Como El Salvador ya utilizaba una moneda extranjera, el dólar estadounidense, como moneda de curso legal, no tenía que preocuparse por ninguna pérdida de señoreaje o control. Más bien, ahora tiene un modelo dual en el que tanto el dólar estadounidense como el BTC son opciones de curso legal disponibles para sus ciudadanos. & Nbsp;

Salvo cualquier intervención subversiva de Occidente, creo que en un plazo relativamente corto, la nueva ley tendrá un impacto muy positivo en la economía local de El Salvador, especialmente dado que parte de la legislación protege contra la volatilidad de Bitcoin al proporcionar todos los proveedores garantizaron el acceso a un mercado al contado para convertir sus BTC a dólares con solo hacer clic en un botón. A escala global, El Salvador ya ha hecho que varios países emergentes exploren la incorporación de Bitcoin como una herramienta para mejorar sus sistemas financieros.

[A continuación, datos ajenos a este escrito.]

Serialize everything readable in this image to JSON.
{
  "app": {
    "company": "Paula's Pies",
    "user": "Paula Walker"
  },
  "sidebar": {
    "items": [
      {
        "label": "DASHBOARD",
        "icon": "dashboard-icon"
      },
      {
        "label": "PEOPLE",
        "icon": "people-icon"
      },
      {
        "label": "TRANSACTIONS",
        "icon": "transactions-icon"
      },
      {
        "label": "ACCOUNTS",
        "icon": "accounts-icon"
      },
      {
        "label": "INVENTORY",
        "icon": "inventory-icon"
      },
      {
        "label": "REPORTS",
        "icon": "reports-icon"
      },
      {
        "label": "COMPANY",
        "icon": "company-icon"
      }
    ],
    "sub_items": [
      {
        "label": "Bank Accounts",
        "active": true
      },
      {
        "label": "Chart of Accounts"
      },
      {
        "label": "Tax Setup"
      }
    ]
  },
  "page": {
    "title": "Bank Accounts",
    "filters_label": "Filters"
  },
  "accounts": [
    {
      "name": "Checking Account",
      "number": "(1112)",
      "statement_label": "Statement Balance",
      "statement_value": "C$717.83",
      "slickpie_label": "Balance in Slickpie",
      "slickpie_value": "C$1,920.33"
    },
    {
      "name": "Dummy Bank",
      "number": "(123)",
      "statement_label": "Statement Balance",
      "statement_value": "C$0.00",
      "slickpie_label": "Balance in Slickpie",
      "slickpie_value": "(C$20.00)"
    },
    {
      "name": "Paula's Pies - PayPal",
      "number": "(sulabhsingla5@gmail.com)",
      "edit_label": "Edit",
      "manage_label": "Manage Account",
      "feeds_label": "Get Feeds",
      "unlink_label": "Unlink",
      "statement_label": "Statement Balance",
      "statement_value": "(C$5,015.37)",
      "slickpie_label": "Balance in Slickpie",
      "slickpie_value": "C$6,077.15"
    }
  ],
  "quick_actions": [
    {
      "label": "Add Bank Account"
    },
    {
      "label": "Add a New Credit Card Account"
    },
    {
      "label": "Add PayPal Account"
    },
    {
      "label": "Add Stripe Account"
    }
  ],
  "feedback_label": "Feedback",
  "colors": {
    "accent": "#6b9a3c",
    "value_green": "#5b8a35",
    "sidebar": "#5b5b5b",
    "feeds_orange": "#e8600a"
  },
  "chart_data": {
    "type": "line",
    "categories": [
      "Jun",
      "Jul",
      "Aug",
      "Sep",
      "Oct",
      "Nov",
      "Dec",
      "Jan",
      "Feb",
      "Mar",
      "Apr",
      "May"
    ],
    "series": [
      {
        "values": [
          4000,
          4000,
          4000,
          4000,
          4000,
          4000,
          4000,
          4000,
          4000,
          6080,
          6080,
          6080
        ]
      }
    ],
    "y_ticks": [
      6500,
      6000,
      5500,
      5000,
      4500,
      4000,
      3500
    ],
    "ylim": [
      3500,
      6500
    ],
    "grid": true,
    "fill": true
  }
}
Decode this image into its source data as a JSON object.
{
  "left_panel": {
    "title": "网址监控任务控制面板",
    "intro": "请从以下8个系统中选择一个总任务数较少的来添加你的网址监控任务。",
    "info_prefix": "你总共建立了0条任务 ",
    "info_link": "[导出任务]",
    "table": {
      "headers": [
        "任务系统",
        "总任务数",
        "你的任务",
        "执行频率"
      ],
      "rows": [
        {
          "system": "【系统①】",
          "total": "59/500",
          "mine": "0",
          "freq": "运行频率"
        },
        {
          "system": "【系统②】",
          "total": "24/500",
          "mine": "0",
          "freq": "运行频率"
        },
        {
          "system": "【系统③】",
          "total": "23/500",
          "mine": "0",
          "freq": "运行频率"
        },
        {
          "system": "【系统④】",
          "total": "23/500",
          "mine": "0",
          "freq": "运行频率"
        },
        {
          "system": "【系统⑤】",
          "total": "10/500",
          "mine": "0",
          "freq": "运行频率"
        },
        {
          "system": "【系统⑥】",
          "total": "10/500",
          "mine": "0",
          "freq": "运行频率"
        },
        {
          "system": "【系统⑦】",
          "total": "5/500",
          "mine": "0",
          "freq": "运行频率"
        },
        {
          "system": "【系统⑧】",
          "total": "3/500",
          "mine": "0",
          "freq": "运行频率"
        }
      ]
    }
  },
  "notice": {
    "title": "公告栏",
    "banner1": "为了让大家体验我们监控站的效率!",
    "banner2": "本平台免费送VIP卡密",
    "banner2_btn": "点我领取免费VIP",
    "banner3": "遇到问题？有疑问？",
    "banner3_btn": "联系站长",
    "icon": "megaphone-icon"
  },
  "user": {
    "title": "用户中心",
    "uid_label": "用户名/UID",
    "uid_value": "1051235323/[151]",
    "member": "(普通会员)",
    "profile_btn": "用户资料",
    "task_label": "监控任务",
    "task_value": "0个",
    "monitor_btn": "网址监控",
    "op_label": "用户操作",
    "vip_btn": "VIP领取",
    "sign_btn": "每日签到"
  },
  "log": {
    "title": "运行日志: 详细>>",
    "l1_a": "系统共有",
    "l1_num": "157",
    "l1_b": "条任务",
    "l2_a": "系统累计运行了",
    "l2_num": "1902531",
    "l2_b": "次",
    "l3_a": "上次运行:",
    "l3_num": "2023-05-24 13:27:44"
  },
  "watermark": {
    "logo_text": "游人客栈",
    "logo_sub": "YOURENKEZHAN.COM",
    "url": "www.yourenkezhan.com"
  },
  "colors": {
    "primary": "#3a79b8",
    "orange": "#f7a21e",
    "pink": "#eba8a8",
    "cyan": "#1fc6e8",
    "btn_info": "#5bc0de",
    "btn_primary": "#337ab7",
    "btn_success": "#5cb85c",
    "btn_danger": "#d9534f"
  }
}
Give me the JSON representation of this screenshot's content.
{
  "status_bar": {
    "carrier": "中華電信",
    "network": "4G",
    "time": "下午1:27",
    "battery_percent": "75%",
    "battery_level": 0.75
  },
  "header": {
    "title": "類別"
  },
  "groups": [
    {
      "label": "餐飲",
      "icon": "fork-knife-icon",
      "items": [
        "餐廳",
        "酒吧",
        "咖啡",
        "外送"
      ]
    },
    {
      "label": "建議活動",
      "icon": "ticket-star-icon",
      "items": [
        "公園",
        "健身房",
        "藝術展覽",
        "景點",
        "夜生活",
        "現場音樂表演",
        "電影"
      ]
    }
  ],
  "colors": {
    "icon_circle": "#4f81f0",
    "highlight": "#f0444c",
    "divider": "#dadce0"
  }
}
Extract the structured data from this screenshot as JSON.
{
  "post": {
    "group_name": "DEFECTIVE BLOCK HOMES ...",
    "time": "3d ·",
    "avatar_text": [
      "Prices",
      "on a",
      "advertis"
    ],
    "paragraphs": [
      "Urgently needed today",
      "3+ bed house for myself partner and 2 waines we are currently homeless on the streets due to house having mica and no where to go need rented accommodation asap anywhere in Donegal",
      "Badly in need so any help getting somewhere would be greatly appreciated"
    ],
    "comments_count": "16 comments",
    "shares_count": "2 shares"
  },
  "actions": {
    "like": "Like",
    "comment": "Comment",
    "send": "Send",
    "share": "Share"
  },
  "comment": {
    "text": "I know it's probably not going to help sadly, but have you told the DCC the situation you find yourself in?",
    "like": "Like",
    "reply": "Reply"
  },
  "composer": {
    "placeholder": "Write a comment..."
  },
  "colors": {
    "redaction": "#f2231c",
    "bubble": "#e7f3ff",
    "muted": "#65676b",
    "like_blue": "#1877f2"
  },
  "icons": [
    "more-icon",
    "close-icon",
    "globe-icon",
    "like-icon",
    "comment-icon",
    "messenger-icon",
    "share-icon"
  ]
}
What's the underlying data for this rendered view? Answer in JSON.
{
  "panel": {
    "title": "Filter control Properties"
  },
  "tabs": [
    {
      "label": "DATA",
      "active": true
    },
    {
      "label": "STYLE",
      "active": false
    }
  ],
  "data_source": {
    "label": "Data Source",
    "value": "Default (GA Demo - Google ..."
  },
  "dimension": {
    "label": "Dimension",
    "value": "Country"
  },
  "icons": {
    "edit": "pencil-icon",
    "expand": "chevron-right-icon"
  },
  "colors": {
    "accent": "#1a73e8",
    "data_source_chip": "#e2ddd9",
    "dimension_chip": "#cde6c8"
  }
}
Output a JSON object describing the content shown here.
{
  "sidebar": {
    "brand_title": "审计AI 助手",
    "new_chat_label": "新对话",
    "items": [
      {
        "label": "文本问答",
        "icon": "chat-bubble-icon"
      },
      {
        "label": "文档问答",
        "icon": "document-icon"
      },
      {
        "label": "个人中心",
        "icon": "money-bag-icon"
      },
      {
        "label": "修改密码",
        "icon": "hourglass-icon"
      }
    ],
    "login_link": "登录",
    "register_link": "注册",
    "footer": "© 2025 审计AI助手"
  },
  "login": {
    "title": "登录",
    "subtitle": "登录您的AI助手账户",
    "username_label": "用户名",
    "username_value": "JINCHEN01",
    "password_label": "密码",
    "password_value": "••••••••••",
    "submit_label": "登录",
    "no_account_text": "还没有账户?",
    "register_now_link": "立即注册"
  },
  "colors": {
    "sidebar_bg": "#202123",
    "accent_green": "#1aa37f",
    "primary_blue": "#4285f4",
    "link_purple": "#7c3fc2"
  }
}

Algunos no están de acuerdo con mi punto de vista sobre los beneficios a corto plazo de la iniciativa Bitcoin de El Salvador, citando que dado que un tercio de la población no tiene acceso a Internet, no se beneficiarán de Bitcoin como solución para la inclusión financiera. Primero, si considera estas estadísticas y también asume, en el peor de los casos, que todos los que no tienen acceso a Internet no están bancarizados, entonces la Ley de Bitcoin de El Salvador sería directamente responsable de la inclusión financiera de, al menos, 37 % de su población, o al menos 2,3 millones de personas que anteriormente no habrían tenido acceso a servicios bancarios.

Además, es una falacia pensar que se necesita una conectividad total a Internet para cada ciudadano para poder aprovechar la red Bitcoin basada en el sistema que ha instalado El Salvador. En realidad no lo haces. Lo que necesita es una red de comunicaciones móviles a nivel nacional. Prácticamente todos los salvadoreños, incluso en los pueblos más remotos, tienen teléfonos inteligentes que son más que capaces de ejecutar la aplicación oficial de billetera de El Salvador, y la conectividad de red 2G que cubre toda la nación es en realidad todo lo que la billetera requiere para participar en la red Bitcoin Lightning. No sería poco práctico, a muy corto plazo, que el gobierno habilitara la funcionalidad de billetera para prácticamente todos los ciudadanos como un servicio central, además de las comunicaciones de voz y texto como servicios móviles primarios, si el deseo estuviera presente. & Nbsp;

A largo plazo, creo que las monedas de curso legal que no están bajo el control de ningún gobierno en particular serán un gran paso adelante para hacer del mundo un lugar mejor y un paso más hacia un ideal democrático. Mi opinión personal es que Bitcoin actualmente tiene algunas fallas económicas, ambientales y técnicas inherentes que lo convierten en una mala elección para una moneda mundial definitiva. Al mismo tiempo, como una construcción puramente social, puede evolucionar para convertirse en el sistema adecuado según lo considere la mayoría, y lo hará si quiere sobrevivir ”.